Dès qu'elle fait son entrée dans leur ville, les Mantouans sont éblouis par son raffinement. De son côté, elle tombe sous le charme de la petite cour mantovane. Un mois seulement après son arrivée, elle écrit à son père : «J'ai déjà pris tant d'amour à cette ville, que je ne peux pas ne pas prendre soin du respect et des intérêts des citadins (Io ho già preso tanto amore a questa città, che non posso fare che non piglia cura de li honori et utilitate[N 1] de li citadini)». Sa contribution est déterminante pour l'avènement d'un nouveau climat culturel très fécond. D'un goût sûr, elle est l'exigeante mécène d'une importante cour d'hommes de lettres, mais aussi de musiciens ou de peintres comme Andrea Mantegna qui décore son studioletto.

Elle est également fort habile et avisée en politique, ayant plusieurs fois à assumer la régence de l'État pendant les nombreuses absences de son mari, notamment durant la très délicate période de la captivité de François II à Venise. Elle est pour cela entourée de conseillers choisis par elle-même et son époux. Elle fait preuve de talent, loyauté et fidélité envers son mari quand bien souvent, ailleurs, règnent la trahison et l'infidélité. Elle est aidée par son prestigieux précepteur, Mario Equicola, qui met ses talents de diplomate au service de la politique de sa protectrice[15].

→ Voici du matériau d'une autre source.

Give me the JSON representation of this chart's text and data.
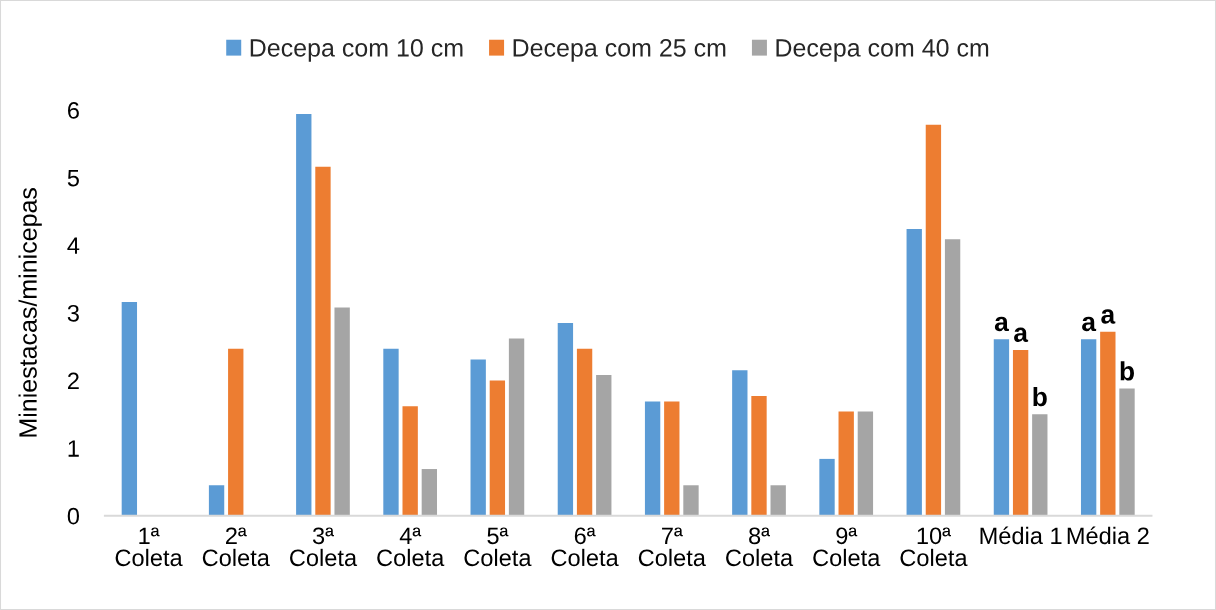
{
  "chart_data": {
    "type": "bar",
    "ylabel": "Miniestacas/minicepas",
    "categories": [
      "1ª\nColeta",
      "2ª\nColeta",
      "3ª\nColeta",
      "4ª\nColeta",
      "5ª\nColeta",
      "6ª\nColeta",
      "7ª\nColeta",
      "8ª\nColeta",
      "9ª\nColeta",
      "10ª\nColeta",
      "Média 1",
      "Média 2"
    ],
    "series": [
      {
        "name": "Decepa com 10 cm",
        "color": "#5b9bd5",
        "values": [
          3.16,
          0.45,
          5.94,
          2.47,
          2.31,
          2.85,
          1.69,
          2.15,
          0.84,
          4.24,
          2.61,
          2.61
        ],
        "value_labels": [
          null,
          null,
          null,
          null,
          null,
          null,
          null,
          null,
          null,
          null,
          "a",
          "a"
        ]
      },
      {
        "name": "Decepa com 25 cm",
        "color": "#ed7d31",
        "values": [
          0,
          2.47,
          5.16,
          1.62,
          2.0,
          2.47,
          1.69,
          1.77,
          1.54,
          5.78,
          2.45,
          2.72
        ],
        "value_labels": [
          null,
          null,
          null,
          null,
          null,
          null,
          null,
          null,
          null,
          null,
          "a",
          "a"
        ]
      },
      {
        "name": "Decepa com 40 cm",
        "color": "#a5a5a5",
        "values": [
          0,
          0,
          3.08,
          0.69,
          2.62,
          2.08,
          0.45,
          0.45,
          1.54,
          4.09,
          1.5,
          1.88
        ],
        "value_labels": [
          null,
          null,
          null,
          null,
          null,
          null,
          null,
          null,
          null,
          null,
          "b",
          "b"
        ]
      }
    ],
    "ylim": [
      0,
      6
    ],
    "yticks": [
      0,
      1,
      2,
      3,
      4,
      5,
      6
    ],
    "legend": "top"
  }
}
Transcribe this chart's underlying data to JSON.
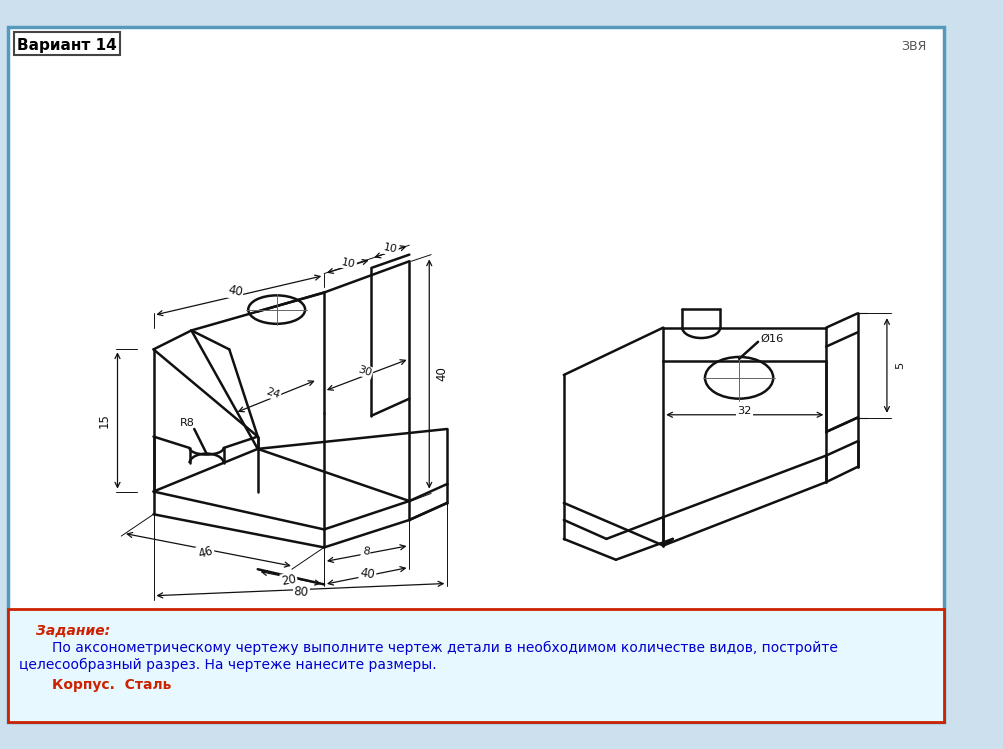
{
  "bg_color": "#cce0ee",
  "drawing_bg": "#ffffff",
  "border_color": "#5599bb",
  "bottom_box_bg": "#e8f8ff",
  "bottom_border": "#cc2200",
  "variant_text": "Вариант 14",
  "corner_text": "ЗВЯ",
  "zadanie_label": "Задание:",
  "zadanie_text1": "По аксонометрическому чертежу выполните чертеж детали в необходимом количестве видов, постройте",
  "zadanie_text2": "целесообразный разрез. На чертеже нанесите размеры.",
  "zadanie_text3": "Корпус.  Сталь",
  "zadanie_color": "#0000cc",
  "zadanie_label_color": "#cc2200",
  "korpus_color": "#cc2200"
}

En 1493, elle accompagne François II à Venise pour les célèbres fêtes de l'Ascension. Celui-ci s'y rend avec l'intention d'obtenir une augmentation du prix de location de sa condotta. Grâce à son sens des affaires et sa grande finesse diplomatique qui servent les intérêts de son mari, elle parvient à soutirer 4 000 ducats aux Vénitiens, soit le double du paiement initialement envisagé[15].

En 1509, lors de l'incarcération de François II à Venise, elle convoque un conseil et décrète la mobilisation générale pour sauver le marquisat. Elle entreprend toutes les démarches pour rendre la détention de son époux supportable. Elle lui envoie des poètes et des musiciens pour le distraire ainsi que des portraits des membres de sa famille, et fait tout ce qui est en son pouvoir pour le sortir de sa cellule. Prudente, elle refuse l'envoi de troupes par le roi de France et l'empereur à la rescousse du marquisat et se tourne vers le pape qui envisage un échange d'otages entre son François et son fils Frédéric qui serait alors détenu à Rome et non à Venise. Début 1510, elle et ses conseillers, dont Equicola devenu secrétaire, acceptent l'échange. Elle décide alors de laisser passer les troupes du roi de France, ennemi de François II, pour sauver les possessions de son frère, le duc de Ferrare[15].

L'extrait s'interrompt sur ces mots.